ICE SHEET TOPOGRAPHY FROM ERS RADAR ALTIMETRY

摘要

Before the launch of ERS-1, only sparse, terrestriallyderived elevation data, with generally poor accuracy, were available for much of Antarctica and the northern half of Greenland. Elevation errors in excess of 200 m existed for these regions, severely limiting the utility of ice sheet topography for glaciological applications (Figure 1). ERS-1 extended the limit of useful data to 81.5° providing almost complete coverage of Greenland and ～80% of Antarctica (Figure 1). Initially digital elevation models (DEMs) were produced at relatively course, 20 km, resolution [1]. However, the geodetic phase of ERS- 1, between April 1994 and March 1995, provided dense across-track spacing over the ice sheets. As a result, new (DEMs) of both ice sheets were produced with unprecedented accuracy and spatial resolution [2-4]. Most recently, ERS-1 geodetic phase data have been combined with ICESat laser altimeter measurements to provide both unparalleled vertical accuracy with high spatial resolution (Figure 2).

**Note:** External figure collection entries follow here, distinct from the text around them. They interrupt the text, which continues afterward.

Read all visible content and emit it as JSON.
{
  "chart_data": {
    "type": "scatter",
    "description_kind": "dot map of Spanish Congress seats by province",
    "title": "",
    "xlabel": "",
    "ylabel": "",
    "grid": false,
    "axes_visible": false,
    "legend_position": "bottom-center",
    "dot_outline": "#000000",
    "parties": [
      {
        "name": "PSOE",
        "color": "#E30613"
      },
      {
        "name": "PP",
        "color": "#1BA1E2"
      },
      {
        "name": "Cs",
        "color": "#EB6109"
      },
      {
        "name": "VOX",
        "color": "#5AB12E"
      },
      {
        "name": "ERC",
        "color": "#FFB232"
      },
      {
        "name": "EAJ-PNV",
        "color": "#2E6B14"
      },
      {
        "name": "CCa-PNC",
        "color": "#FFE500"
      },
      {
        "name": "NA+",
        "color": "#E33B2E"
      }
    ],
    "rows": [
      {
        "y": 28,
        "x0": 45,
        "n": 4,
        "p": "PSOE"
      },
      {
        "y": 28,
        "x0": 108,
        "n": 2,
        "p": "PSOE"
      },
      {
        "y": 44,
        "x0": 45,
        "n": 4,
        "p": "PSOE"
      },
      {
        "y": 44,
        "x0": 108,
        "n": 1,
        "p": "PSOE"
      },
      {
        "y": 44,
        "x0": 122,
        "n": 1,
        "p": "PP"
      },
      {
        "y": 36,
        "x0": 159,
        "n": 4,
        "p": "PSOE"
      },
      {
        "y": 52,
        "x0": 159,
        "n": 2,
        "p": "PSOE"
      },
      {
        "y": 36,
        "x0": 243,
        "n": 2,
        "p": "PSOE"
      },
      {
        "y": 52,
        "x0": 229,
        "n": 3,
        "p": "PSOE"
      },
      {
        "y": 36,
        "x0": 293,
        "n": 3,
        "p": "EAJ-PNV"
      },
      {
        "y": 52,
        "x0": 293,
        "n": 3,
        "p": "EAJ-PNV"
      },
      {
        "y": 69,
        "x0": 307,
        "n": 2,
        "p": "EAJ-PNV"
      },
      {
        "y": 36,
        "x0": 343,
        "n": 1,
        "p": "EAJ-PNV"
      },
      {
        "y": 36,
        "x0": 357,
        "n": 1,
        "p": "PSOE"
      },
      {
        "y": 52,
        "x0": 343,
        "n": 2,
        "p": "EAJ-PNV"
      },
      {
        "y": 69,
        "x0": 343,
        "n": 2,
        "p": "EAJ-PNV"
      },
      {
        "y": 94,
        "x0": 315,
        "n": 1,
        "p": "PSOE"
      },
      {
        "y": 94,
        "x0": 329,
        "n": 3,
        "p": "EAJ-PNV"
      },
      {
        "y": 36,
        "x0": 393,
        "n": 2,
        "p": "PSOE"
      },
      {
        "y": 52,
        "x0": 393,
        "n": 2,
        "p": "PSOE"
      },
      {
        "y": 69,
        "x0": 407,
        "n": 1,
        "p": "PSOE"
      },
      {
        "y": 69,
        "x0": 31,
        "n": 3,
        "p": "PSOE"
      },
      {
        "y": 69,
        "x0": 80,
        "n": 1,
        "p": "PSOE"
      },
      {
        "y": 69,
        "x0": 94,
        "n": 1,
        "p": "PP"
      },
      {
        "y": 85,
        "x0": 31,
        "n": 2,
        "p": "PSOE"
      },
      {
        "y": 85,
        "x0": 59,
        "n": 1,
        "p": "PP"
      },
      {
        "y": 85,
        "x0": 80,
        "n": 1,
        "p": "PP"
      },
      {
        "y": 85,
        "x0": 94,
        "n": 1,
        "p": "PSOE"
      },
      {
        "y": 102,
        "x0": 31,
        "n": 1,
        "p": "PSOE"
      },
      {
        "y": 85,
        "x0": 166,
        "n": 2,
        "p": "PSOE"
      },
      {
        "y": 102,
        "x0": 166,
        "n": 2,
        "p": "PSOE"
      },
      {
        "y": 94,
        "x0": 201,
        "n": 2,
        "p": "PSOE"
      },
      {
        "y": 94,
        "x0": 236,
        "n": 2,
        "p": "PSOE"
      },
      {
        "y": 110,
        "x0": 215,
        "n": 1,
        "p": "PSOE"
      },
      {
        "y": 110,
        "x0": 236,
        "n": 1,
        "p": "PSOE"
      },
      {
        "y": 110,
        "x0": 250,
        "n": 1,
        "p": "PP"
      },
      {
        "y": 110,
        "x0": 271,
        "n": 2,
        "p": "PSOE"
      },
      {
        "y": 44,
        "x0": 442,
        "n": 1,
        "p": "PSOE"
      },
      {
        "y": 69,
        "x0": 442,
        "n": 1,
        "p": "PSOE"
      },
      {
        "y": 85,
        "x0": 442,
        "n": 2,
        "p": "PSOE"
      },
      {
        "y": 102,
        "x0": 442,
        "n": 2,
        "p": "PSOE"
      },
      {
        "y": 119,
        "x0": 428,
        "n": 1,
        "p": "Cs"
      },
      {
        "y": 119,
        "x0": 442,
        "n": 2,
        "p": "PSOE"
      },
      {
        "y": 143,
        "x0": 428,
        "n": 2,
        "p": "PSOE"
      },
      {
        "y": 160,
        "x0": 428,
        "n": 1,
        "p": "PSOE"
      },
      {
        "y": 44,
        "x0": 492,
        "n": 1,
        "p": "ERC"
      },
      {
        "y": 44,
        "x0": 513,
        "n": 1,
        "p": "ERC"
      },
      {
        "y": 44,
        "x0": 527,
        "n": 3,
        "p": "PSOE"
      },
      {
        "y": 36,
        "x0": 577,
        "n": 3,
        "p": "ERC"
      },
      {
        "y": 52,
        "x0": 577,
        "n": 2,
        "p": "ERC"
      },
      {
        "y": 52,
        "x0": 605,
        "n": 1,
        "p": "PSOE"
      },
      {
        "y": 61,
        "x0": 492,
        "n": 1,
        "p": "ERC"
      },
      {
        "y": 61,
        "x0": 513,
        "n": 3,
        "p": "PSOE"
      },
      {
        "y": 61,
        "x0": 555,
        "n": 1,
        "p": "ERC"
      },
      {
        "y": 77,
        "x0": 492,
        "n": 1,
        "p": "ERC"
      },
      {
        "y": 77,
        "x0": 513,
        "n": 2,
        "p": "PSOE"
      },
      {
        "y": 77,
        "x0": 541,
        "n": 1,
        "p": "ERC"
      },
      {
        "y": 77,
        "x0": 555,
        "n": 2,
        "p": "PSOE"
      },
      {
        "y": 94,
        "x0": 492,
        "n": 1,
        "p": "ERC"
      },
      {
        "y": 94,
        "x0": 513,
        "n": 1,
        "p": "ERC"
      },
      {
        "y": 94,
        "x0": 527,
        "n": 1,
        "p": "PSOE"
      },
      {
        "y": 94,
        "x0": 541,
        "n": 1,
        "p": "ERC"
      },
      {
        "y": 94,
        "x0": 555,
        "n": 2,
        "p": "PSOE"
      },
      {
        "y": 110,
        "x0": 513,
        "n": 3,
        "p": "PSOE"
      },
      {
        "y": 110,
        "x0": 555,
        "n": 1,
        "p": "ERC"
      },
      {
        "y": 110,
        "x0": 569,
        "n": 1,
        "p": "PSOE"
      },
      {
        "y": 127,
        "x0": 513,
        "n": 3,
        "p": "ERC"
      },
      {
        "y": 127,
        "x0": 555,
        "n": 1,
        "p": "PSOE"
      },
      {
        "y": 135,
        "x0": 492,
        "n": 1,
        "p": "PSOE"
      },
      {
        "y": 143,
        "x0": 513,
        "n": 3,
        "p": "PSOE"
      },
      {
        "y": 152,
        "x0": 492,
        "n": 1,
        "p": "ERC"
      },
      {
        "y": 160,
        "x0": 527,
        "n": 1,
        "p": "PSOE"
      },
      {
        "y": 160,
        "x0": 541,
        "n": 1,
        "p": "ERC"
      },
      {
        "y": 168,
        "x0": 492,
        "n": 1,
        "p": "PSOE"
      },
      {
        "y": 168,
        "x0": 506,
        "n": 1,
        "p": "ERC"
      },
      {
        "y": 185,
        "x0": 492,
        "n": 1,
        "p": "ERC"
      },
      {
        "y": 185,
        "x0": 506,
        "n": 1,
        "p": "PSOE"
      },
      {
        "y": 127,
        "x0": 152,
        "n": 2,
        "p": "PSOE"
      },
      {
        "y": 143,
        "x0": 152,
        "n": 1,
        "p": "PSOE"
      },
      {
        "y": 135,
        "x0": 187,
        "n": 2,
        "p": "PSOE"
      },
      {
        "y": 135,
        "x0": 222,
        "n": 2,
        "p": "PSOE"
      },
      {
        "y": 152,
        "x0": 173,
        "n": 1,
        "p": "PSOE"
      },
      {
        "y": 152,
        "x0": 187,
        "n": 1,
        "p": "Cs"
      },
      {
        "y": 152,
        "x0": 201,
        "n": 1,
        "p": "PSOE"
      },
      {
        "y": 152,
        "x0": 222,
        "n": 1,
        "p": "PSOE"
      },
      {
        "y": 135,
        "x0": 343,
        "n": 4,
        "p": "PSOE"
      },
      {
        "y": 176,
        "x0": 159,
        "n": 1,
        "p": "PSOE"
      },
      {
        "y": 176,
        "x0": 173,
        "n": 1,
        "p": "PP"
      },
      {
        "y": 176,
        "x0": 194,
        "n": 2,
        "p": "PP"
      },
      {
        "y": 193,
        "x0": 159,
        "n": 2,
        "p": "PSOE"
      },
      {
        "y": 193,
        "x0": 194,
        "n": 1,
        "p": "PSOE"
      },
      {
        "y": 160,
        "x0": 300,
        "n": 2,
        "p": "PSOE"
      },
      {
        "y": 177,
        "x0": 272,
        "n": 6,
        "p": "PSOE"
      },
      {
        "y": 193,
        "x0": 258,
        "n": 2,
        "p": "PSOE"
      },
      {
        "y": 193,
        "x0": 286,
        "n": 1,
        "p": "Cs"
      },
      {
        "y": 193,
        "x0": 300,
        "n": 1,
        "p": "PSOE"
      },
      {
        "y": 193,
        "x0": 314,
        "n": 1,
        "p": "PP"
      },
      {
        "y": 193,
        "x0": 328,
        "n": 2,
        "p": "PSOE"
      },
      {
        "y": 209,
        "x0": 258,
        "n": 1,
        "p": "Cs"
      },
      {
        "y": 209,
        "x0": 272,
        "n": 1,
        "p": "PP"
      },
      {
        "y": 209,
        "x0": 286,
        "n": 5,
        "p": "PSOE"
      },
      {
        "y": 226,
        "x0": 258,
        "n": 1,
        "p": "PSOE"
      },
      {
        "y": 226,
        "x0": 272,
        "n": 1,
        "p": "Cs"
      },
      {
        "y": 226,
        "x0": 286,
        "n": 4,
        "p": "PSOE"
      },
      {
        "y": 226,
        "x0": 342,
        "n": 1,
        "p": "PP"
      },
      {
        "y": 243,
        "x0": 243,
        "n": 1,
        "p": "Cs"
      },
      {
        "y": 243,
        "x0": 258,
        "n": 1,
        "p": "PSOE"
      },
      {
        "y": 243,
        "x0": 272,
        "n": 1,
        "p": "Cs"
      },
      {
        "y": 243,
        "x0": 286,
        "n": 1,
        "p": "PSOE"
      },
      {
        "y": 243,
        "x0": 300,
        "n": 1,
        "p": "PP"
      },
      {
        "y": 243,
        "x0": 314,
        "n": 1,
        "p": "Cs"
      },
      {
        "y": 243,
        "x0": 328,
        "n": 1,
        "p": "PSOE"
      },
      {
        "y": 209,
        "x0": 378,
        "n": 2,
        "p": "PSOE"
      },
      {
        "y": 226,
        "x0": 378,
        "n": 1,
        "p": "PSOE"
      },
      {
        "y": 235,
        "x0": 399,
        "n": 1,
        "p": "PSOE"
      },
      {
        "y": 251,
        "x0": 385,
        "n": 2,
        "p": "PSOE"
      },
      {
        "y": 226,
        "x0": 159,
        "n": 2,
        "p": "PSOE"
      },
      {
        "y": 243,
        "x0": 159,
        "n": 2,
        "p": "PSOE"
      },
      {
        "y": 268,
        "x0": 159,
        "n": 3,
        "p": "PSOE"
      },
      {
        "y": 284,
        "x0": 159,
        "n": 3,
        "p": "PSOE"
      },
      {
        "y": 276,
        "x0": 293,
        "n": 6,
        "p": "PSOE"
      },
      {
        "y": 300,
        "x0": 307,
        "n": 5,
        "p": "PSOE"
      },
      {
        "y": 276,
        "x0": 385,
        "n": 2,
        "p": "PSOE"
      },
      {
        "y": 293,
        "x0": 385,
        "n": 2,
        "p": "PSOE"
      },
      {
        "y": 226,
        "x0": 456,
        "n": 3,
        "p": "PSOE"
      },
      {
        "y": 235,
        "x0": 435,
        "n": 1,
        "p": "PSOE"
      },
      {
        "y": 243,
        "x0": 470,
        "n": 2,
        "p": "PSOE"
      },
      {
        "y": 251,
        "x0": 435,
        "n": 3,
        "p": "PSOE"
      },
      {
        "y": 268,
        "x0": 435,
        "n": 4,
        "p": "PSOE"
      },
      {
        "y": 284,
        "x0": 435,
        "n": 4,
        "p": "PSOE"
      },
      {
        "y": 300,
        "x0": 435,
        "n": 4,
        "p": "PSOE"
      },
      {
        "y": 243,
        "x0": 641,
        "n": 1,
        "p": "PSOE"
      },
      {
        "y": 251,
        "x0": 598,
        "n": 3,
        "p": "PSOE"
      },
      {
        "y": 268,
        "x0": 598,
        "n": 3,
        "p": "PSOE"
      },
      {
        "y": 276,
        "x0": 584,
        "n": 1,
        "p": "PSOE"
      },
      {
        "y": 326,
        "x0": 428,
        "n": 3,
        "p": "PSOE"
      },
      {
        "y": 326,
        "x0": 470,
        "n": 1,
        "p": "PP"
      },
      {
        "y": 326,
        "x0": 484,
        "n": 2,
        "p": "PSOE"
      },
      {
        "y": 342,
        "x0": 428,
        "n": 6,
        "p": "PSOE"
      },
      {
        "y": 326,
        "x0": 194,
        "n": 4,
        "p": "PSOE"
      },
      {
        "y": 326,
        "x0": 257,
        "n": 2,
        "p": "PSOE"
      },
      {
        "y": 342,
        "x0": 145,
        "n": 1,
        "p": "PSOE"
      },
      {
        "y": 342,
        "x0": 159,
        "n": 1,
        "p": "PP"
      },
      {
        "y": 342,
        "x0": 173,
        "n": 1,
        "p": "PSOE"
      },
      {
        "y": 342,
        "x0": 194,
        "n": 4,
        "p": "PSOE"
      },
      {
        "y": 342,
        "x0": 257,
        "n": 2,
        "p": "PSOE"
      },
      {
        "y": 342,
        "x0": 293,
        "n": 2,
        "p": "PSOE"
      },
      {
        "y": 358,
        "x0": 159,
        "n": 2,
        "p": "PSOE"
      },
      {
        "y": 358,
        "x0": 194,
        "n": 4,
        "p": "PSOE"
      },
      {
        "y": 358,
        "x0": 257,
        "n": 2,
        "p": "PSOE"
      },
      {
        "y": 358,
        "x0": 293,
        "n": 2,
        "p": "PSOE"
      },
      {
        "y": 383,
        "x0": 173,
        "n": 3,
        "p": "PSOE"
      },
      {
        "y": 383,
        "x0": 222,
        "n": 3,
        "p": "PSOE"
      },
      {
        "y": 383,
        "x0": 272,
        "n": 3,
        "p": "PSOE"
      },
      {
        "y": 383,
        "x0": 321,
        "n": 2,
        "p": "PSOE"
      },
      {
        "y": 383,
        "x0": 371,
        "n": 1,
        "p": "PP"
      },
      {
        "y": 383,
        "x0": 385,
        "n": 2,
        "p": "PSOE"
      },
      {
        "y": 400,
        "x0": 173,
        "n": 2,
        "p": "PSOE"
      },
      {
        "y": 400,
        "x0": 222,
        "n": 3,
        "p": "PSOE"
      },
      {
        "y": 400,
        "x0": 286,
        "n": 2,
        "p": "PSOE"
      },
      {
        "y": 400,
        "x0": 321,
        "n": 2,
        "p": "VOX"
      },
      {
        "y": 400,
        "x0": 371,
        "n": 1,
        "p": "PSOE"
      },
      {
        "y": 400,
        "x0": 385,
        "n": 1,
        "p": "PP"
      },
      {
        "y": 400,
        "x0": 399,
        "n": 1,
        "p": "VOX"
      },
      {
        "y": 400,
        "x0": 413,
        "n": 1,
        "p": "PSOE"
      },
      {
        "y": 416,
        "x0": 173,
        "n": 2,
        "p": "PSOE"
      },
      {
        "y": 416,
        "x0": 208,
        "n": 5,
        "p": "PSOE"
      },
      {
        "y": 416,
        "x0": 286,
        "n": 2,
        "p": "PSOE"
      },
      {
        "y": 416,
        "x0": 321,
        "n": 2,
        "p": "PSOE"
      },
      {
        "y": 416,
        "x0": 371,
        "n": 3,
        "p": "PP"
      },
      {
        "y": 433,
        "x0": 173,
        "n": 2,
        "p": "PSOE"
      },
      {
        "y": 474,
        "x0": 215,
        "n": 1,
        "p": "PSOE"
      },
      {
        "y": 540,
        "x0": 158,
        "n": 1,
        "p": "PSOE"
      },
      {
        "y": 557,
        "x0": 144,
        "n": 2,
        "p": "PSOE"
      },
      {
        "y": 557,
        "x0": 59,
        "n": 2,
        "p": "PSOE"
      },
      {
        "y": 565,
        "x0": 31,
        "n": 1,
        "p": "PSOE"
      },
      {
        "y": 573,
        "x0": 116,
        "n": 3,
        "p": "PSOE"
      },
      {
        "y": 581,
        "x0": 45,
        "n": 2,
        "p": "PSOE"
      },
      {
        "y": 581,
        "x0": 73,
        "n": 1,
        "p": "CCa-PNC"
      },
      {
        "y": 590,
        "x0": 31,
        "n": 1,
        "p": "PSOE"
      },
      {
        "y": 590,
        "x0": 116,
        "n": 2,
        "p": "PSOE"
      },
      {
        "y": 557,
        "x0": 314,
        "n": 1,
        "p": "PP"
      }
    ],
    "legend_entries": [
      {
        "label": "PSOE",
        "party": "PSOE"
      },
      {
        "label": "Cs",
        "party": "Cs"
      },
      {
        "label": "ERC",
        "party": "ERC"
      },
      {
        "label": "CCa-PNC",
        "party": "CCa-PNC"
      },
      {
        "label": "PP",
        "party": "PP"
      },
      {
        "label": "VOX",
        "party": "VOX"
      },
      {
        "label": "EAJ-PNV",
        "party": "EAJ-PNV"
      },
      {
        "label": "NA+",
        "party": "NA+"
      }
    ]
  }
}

These various DEMs have been used in a wide range of glaciological and geodetic applications and have provided insights into many important processes and glaciological features. Here, I consider some of the main applications they have been used for. One of the most important for understanding ice dynamics has been determining the pattern of flow over the ice sheets by modelling ice particle paths down-slope and integrating snow accumulation along flow to determine a parameter known as the balance flux [5]. Dividing fluxes by the ice thickness gives an estimate of the depth averaged velocity needed to keep the ice sheet in steady state, known as balance velocities.